Breaking Records to Celebrate Records Already Broken
Inspiring salespeople might sound easy. Sales managers launch new programs by offering new incentives to recognize achievement. Celebrating wins, no matter how small, supposedly boosts morale and feeds high energy. Sometimes the magic works. Sometimes it doesn’t. What if your company is going tapioca and management is getting desperate?
The office equipment company I worked for played absurdist games to fire up salespeople. Our president once tried dystopian entertainment to celebrate the company’s most recent sales record by breaking vinyl records. Although it was a clever play on words, he used the idea only once. Since I was a technician; I’ve sometimes regretted that I was never included at sales meetings.
How to smash a record
A clip from It’s a Wonderful Life might be instructive. An old crank Victrola phonograph plays Buffalo Gals while James Stewart and Donna Reed fight about money. Stewart leaves. Reed walks up to the Victrola, swipes the tonearm aside, removes the record, and smashes it on the phonograph cabinet. Domestic fight, a record broken over lost love. There is a better way to watch people smash records. Check out YouTube. No love gets lost for people who compete in record-smashing contests.
A Gong Show
Since it’s fictitious, the Academy of Reality can afford to put on a more spectacular show than vinyl record smashers could. A huge stainless-steel disc hangs from a tripod like a gong in the old Gong Show, a TV contest for amateur performers. If boredom or poor taste grabs your attention, check out the online reruns that either slipped through or stood the test of time. If they disliked a performance, the audience booed their disapproval. A demonic muscle man struck a massive gong with an oversized padded drumstick. The performers retreated from the stage, stung by harsh reality when they found out for whom the gong tolled.

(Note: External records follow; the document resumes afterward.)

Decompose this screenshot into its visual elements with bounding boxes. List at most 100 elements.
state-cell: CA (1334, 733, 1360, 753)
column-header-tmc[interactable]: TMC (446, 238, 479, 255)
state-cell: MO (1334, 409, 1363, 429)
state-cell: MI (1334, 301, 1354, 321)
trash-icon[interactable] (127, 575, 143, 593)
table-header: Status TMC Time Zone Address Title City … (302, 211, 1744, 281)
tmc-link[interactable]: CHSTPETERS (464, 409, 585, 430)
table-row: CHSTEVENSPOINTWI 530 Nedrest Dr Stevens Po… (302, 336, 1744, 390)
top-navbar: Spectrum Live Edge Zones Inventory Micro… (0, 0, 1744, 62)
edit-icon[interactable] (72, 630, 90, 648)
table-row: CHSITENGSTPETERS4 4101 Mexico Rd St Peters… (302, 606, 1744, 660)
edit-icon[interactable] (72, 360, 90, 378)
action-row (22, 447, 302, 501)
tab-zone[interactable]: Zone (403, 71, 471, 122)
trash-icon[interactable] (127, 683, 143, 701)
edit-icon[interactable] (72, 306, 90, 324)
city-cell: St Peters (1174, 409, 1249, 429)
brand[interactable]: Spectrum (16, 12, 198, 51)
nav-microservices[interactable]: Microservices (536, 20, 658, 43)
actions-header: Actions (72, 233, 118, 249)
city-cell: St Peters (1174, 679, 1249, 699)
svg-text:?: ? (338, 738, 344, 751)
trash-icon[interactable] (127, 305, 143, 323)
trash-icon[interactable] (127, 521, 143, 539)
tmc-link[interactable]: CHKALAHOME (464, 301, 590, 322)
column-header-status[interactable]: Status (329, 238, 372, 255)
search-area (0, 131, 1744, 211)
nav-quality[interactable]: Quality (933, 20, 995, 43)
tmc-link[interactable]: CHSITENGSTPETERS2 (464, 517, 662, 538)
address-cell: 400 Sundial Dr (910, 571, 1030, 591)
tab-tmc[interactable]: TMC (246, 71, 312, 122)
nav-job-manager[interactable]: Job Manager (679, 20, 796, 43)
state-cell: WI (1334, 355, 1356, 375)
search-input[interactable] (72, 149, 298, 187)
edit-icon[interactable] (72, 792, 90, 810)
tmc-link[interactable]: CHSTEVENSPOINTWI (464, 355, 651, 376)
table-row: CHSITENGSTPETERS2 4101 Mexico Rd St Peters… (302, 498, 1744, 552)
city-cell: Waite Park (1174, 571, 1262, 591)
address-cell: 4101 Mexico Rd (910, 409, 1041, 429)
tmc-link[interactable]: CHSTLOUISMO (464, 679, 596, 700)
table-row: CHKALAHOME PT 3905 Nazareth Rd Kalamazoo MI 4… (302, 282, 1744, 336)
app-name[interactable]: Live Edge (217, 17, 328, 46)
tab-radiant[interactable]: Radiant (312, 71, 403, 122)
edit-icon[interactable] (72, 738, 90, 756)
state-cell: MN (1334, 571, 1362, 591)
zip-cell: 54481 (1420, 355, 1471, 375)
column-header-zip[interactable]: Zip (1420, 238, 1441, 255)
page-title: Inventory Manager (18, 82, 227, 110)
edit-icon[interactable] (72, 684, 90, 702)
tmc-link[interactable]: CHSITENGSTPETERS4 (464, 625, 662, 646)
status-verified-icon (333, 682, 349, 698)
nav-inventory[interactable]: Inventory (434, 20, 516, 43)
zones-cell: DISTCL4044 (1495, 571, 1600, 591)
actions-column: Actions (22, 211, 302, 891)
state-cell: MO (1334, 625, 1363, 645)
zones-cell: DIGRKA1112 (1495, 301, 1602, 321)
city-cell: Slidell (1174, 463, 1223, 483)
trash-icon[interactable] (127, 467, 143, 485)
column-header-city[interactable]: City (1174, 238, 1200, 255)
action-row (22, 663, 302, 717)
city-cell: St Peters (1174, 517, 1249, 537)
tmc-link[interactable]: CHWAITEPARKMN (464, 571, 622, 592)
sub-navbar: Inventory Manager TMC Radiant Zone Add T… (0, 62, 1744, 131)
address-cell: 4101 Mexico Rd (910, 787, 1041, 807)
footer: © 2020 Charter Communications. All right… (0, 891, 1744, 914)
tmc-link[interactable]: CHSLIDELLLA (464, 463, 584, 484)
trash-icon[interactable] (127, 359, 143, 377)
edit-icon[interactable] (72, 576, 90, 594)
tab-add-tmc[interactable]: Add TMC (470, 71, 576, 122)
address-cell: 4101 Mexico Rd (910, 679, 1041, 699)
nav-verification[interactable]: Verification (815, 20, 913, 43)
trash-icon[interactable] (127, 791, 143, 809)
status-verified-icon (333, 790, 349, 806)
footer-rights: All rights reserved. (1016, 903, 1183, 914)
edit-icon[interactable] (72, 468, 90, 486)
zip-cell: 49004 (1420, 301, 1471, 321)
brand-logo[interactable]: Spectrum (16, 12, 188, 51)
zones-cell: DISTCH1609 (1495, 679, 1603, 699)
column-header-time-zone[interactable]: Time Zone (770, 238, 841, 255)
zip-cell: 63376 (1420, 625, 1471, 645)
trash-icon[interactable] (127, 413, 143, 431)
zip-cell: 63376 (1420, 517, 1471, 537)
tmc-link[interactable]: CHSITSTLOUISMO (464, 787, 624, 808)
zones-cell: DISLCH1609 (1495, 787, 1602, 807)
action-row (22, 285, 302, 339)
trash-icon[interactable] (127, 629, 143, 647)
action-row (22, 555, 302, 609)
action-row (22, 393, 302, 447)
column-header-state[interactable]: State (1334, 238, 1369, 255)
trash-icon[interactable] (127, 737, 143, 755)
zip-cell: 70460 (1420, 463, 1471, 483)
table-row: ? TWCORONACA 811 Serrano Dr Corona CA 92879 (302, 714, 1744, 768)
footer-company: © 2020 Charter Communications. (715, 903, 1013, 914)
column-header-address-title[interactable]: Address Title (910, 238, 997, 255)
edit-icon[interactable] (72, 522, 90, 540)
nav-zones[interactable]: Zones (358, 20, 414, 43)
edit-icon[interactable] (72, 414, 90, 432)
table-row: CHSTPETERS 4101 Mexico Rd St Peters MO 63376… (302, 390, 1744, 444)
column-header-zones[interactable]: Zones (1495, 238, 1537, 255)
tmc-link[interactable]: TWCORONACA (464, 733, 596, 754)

How to Destroy a Disc That’s Not Vinyl
The Academy’s Director doesn’t need to perform Wonderful Life, or the Gong Show to celebrate success. He’s too sophisticated to copy a TV show. To memorialize the newest sales record, he needs to destroy a steel disc, a crude likeness of a record that’s not vinyl. He dons welders’ goggles. A rookie tech lights up an oxyacetylene cutting torch, the gas ax of the working people. He twists a valve slightly, adding more oxygen to the mix. The flame turns from yellow to a dark blue; the severe hissing sound intensifies as if to intimidate. Room lights dim The Director directs the intense blue flame at the platter’s topside. The steel turns cherry red, burns through, and showers yellow sparks on officers, keyboard jockeys, and techs alike. The torch slices slowly downward through the stainless steel. Supposedly, the flying sparks don’t sting much.
Top Tech Award
Contests try to motivate workers to play new-age proletariat games. I worked in an office equipment shop for a couple of years before becoming an onsite tech at an insurance company. At monthly meetings, one field tech out of sixty would win a tech of the month plaque. I worked in-house with one supervisor and one coworker. Based on our stats, my coworker won the shop tech performance award eleven months a year. I always won top shop tech of the remaining month when he took vacation time off. The meeting needed a laugh. No matter who won, the new plaque always ended up in the trash.